Having won tenders, received 50 percent down payment, coming from a poor tax-paying woman from Mchesi in Lilongwe, who survives on selling tomatoes by the road side, the State capturers go to the show room and get top of the range Mercedes Benz, Toyota Land Cruiser VXs and we enlist them as billionaires at times locals even discussing lists, as to who is loaded financially than the other. How sad!

The folly of a Malawian politician is unimaginable. They pack at filling stations at night; senior ministers take turns in getting on those VXs to collect brown envelopes. For a deal of K3 billion, they get given K7 million. The country has been captured for a song.

Malawian tender, Malawian money, Malawian Government, Malawi PPDA, but they master over our politicians and technocrats.  We make them billionaires. These “Tenderprenuers” have mastered the art such that they pass it on from one generation to another.

In the dark corners they laugh at how silly Malawians and our politicians are as they wallow in wealth. For a pittance a chain of people are bought like wares. During elections, they sponsor all political parties; no wonder this coterie network transcends all regimes—from the days of Bakili Muluzi, to the nights of Bingu Wa Mutharika, mornings under Joyce Banda, dawn with Peter Mutharika and now Tonse Alliance in broad day light. They are never out. 

This is a network that needs to be nipped in the bud, smashed and broken down. They reward [read corrupt] individuals, no meaningful contribution to the country save for advancing low pay to employees and rickety buildings marked X ready for demolition.

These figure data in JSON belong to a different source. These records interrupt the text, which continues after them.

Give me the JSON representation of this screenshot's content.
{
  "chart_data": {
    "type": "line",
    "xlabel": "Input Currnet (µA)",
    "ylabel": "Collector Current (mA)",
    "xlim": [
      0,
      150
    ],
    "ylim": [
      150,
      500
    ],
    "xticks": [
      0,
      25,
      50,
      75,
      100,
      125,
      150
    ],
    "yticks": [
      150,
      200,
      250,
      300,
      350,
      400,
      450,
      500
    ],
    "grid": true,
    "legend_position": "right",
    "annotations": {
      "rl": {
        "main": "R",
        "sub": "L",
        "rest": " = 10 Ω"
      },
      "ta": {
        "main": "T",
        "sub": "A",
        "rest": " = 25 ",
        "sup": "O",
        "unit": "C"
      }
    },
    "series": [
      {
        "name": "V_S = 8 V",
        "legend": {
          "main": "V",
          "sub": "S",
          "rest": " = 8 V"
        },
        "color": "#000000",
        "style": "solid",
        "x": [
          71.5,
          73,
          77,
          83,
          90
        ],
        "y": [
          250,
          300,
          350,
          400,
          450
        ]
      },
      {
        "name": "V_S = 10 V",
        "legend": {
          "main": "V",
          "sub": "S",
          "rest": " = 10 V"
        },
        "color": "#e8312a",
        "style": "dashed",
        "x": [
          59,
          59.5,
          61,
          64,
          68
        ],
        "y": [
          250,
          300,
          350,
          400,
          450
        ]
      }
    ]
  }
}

The total business given to this system combined annually runs into billions in dollar terms and if they were kind enough, each year the community could be constructing three hospitals of the size, stature and beauty of either the new Nkhata Bay Districts Hospital or the one in Chiradzulu by just getting less one percent of what they make out of poor people’s taxes.    

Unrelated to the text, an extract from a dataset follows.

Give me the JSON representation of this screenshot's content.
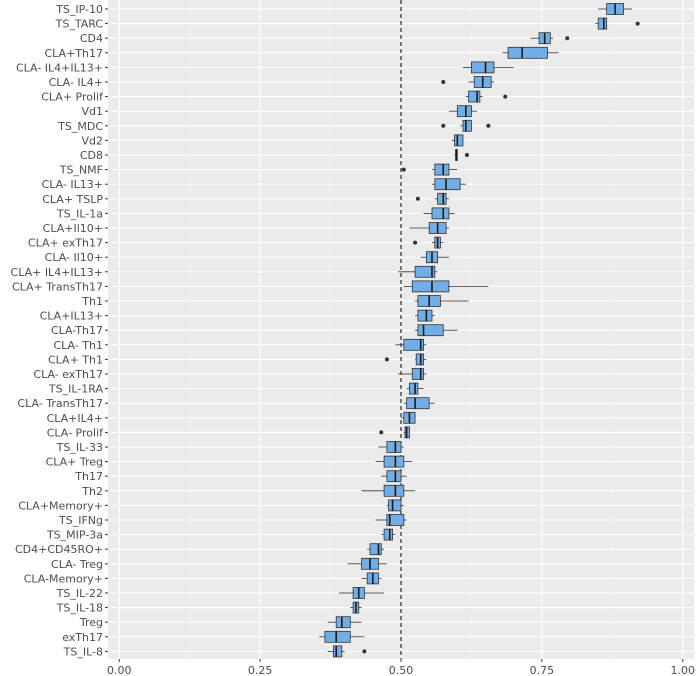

In other countries, one cannot just fly in and start buying newspapers everyday peeping for tenders. Tenderprenuers bring no capital, they are not investors regardless of the generation argument, even it is 7th generation, and it is an art perfected by their grannies to wrestle economic power from locals. In the United Arab Emirates (UAE), one cannot have a winner takes all kind of approach in business without involving locals.

In Malawi, there must be a deliberate effort that seeks to ensure broader and meaningful participation in the economy by locals to achieve sustainable development and prosperity.

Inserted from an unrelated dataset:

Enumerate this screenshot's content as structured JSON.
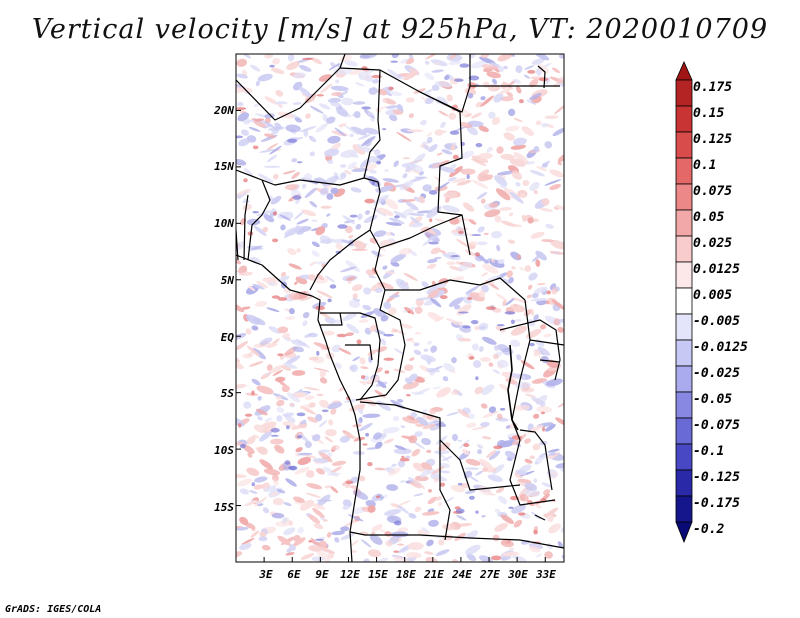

Yes, let tenderprenuers be given business if it suits corrupt politicians, but have a score for local participation per each tender won.  That way, the country will also have control where the money actually is banked, likely, it is flown. How foolish can we be as a country?

This is a country where a Malawian in the name of Dr. Thom Mpinganjira started FDH Bank and succeeded, yet his fellow Malawians are told they can’t supply fertiliser, drugs, biscuits, tinned fish, plates at immigration, uniforms and so on. Trading with government is a reserve of the blessed few holding British passports masquerading as people from Zomba, fooling us with accented Chichewa–coming with deep influence of their month tongue from the East! Godot, the country is captured!